In 1976, more than a quarter century after the Symphony Hall organ was built, Biggs discussed concert hall organ design in general, and the Symphony Hall organ in particular, in a telephone conversation with the organ builder Charles Fisk, who noted down many of Biggs’s comments. Although his tastes in many things had changed by that time, Biggs felt that there were some basic things about concert hall organs that remained constant and ought not be ignored. He still found the Symphony Hall specification serviceable if it were stripped of some of its “characterless stops,” and he made special mention of the four-stop Bombarde division (reeds at 16’, 8’, and 4’, with a six-rank mixture), calling it “extremely good” and very useful. As to consoles, the detached and reversed type was best, and the use of mirrors was bad—“good visibility of the conductor” was important. An enclosed division was necessary, also as many combination pistons as possible, because “conductors never understand you aren’t flexible.” A crescendo pedal and a sforzando piston were likewise considered essential.
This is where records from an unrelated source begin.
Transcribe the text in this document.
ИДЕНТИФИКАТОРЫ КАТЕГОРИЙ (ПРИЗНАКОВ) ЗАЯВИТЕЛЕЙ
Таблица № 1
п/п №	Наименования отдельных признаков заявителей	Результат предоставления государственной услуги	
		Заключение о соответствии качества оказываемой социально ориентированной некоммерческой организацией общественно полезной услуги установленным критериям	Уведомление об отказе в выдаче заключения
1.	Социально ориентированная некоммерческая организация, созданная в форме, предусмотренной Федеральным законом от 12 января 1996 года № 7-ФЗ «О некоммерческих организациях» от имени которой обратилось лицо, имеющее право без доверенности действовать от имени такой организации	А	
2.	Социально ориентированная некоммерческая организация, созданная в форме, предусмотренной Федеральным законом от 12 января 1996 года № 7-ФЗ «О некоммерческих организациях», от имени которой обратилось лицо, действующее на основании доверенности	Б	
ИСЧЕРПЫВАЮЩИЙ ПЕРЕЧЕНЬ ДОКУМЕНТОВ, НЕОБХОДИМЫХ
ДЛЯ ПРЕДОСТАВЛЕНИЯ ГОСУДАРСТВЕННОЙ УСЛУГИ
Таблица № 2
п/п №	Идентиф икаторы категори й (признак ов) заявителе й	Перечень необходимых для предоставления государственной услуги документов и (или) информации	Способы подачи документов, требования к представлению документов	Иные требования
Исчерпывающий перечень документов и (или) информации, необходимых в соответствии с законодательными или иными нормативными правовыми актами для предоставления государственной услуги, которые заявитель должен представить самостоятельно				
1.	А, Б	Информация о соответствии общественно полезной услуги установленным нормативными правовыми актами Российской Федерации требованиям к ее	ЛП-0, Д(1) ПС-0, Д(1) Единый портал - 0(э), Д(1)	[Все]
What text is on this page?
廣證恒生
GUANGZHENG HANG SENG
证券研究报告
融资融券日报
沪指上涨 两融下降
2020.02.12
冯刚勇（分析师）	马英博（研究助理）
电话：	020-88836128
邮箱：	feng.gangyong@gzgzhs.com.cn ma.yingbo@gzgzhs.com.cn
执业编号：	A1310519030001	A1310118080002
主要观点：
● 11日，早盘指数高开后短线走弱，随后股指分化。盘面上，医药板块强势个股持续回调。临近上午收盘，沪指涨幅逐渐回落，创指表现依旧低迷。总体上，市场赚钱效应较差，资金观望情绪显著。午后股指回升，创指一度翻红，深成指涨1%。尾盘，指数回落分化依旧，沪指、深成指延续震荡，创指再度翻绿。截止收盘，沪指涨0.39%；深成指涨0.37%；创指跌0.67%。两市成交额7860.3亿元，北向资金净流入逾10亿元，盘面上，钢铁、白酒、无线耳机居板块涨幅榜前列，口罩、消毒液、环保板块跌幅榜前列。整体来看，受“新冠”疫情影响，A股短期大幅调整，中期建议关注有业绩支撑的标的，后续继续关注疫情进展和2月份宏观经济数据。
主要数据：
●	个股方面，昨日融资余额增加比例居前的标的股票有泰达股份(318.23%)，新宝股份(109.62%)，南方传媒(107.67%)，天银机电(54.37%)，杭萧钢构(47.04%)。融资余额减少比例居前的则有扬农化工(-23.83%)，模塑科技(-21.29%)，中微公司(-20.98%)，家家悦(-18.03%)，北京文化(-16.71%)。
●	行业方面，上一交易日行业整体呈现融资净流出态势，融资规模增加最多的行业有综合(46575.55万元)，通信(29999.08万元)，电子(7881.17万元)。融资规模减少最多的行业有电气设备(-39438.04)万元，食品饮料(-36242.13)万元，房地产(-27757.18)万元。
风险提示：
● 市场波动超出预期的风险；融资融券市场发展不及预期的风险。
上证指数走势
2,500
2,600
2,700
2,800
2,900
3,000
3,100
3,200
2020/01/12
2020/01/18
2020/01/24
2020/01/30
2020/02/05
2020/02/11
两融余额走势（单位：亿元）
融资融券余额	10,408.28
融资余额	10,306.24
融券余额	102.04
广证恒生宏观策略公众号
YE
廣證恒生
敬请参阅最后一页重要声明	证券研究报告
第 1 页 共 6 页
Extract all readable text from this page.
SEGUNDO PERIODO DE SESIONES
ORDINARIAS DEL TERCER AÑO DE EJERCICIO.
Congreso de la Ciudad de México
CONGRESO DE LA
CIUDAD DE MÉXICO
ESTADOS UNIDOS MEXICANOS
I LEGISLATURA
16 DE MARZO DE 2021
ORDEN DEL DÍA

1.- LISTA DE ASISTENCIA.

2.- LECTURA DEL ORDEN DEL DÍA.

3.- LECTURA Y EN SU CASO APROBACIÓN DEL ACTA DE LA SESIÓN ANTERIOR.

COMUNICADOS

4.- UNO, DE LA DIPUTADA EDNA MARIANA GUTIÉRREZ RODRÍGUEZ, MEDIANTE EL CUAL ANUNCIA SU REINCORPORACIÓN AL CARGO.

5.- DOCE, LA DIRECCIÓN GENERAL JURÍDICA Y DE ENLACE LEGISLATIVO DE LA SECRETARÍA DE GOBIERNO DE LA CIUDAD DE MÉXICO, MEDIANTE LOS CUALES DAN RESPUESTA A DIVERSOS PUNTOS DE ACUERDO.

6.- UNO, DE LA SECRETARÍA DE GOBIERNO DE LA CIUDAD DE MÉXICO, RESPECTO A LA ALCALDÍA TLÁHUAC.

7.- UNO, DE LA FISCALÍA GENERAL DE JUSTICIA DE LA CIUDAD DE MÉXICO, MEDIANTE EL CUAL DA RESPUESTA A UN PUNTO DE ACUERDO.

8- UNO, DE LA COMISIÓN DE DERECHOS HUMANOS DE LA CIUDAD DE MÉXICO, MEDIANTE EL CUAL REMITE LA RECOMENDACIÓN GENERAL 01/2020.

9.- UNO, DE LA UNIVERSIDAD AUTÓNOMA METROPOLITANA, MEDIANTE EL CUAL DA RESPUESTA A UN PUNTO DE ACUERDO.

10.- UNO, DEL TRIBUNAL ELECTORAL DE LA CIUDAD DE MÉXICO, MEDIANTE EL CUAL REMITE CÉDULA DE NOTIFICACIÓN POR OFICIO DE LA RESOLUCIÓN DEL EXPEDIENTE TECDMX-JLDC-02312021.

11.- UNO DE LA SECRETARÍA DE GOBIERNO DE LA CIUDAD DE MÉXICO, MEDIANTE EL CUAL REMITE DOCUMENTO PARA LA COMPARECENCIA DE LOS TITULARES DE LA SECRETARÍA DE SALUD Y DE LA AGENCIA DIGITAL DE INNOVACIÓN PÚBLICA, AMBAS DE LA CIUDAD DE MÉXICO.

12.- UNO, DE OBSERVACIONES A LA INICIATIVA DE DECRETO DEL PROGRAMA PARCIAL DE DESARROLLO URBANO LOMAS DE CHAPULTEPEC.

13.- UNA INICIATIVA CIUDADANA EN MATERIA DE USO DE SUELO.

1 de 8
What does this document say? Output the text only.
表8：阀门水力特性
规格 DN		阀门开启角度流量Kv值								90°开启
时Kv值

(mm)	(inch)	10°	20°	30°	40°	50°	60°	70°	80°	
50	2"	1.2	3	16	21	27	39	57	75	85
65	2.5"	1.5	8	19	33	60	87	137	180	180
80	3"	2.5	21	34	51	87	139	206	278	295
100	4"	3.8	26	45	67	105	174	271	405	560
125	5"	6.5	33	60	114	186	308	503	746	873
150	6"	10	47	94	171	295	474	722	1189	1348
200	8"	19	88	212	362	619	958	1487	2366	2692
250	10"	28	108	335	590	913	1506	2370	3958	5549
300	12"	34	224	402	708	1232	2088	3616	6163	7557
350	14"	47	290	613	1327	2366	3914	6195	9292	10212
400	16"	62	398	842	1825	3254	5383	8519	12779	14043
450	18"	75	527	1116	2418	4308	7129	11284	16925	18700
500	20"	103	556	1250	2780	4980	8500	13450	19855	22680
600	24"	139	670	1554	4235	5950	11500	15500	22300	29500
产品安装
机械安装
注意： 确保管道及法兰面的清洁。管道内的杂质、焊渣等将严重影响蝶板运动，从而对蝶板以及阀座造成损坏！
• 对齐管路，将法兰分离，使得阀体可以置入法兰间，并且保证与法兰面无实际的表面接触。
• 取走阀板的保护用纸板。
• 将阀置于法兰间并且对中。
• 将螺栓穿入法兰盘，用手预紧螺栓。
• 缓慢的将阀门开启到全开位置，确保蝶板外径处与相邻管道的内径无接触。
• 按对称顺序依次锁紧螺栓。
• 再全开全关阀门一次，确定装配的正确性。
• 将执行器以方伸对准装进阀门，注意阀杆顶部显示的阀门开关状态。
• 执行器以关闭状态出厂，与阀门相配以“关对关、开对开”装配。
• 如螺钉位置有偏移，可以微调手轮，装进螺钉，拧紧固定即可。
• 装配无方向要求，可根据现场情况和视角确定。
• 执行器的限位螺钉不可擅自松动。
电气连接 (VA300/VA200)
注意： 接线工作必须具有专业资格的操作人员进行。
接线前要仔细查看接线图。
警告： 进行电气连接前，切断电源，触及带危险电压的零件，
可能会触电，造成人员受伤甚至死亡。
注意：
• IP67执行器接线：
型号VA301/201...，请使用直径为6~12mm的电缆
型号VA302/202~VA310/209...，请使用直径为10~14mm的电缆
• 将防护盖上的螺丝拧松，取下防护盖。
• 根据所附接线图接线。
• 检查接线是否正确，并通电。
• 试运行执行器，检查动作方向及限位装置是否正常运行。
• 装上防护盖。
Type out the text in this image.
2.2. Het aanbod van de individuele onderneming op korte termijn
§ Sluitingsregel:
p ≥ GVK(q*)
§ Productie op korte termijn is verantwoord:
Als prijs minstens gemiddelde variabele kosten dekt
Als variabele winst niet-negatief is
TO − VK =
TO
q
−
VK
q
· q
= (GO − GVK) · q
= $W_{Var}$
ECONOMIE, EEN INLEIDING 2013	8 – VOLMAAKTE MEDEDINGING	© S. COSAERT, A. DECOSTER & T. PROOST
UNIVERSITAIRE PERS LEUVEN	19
The Symphony Hall organ had all these things, and by the time of his conversation with Fisk, Biggs had had ample experience in their use.
Throughout the rest of his tenure as official Boston Symphony organist, Biggs tried to have at least one major work involving the organ included in every season. After the introduction of the new instrument to the organ world at the 1950 American Guild of Organists convention, the local chapter, with the assistance and cooperation of Biggs, sponsored a regular series of Symphony Hall organ recitals. It ran for several years and featured a number of notable players, including, of course, Biggs.
Biggs’s involvement with concert hall organs—encouraging their procurement as well as advising on their design—by no means ended with the Symphony Hall instrument. Because Biggs played so many concerts with orchestras throughout the country, his advice was frequently asked, willingly given, and often taken. His zeal in this regard never slackened, and toward the end of his life he was outspokenly involved in the controversy surrounding an organ that had been donated to Carnegie Hall and refused.